Alfonso Unda
- Country (sports): Mexico

Singles

Grand Slam singles results
- US Open: 1R (1928)

Medal record
Central American and Caribbean Games
| Gold medal – first place | 1926 Mexico City | Men's singles |
| Gold medal – first place | 1926 Mexico City | Men's doubles |
| Gold medal – first place | 1930 Havana | Men's doubles |
| Gold medal – first place | 1935 San Salvador | Men's doubles |
| Gold medal – first place | 1935 San Salvador | Mixed doubles |

= Alfonso Unda =

Mexican tennis player

Alfonso Unda was a Mexican tennis player.

A five-time gold medalist for Mexico at the Central American and Caribbean Games, Unda's tally includes a singles gold at the 1926 Mexico City games, beating Mariano Lozano in the final.

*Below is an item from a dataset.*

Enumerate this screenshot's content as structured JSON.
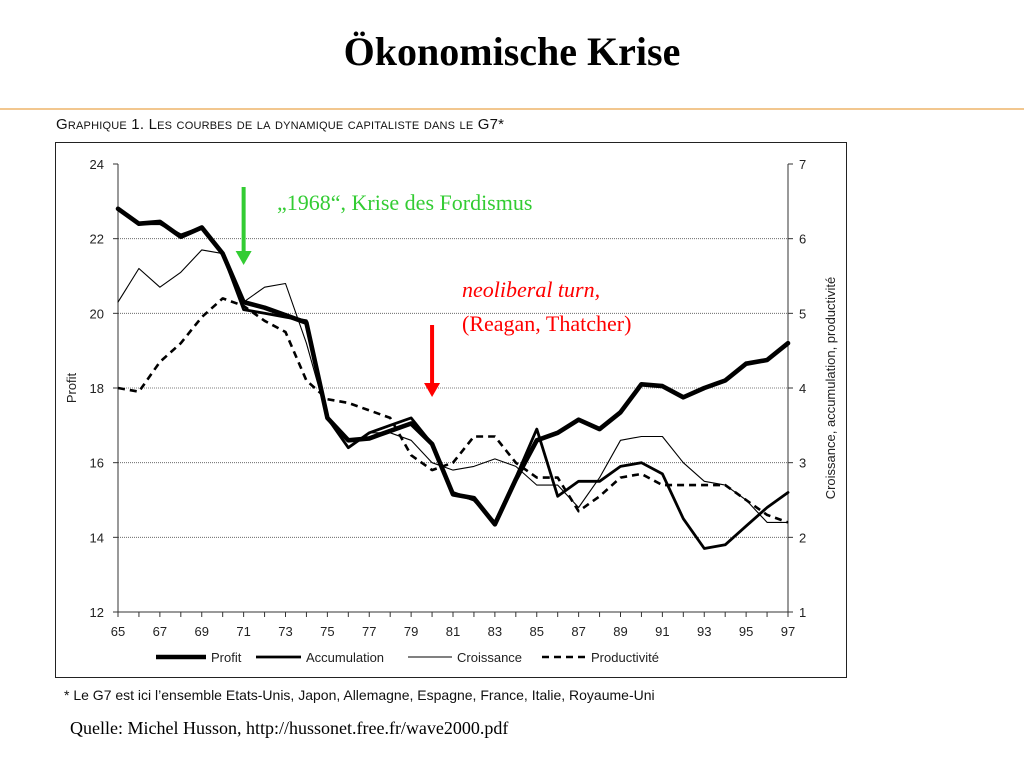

Unda competed for the Mexico Davis Cup team from 1926 to 1937, for a total of 11 ties. He won two rubbers during his career, both in doubles against Cuba. Many of his ties were against the United States and it was rare in this era for Mexico to even win a set against the Americans, which Unda managed to do in two 1928 rubbers, against Bill Tilden/Arthur Jones in doubles and Wilmer Allison in singles.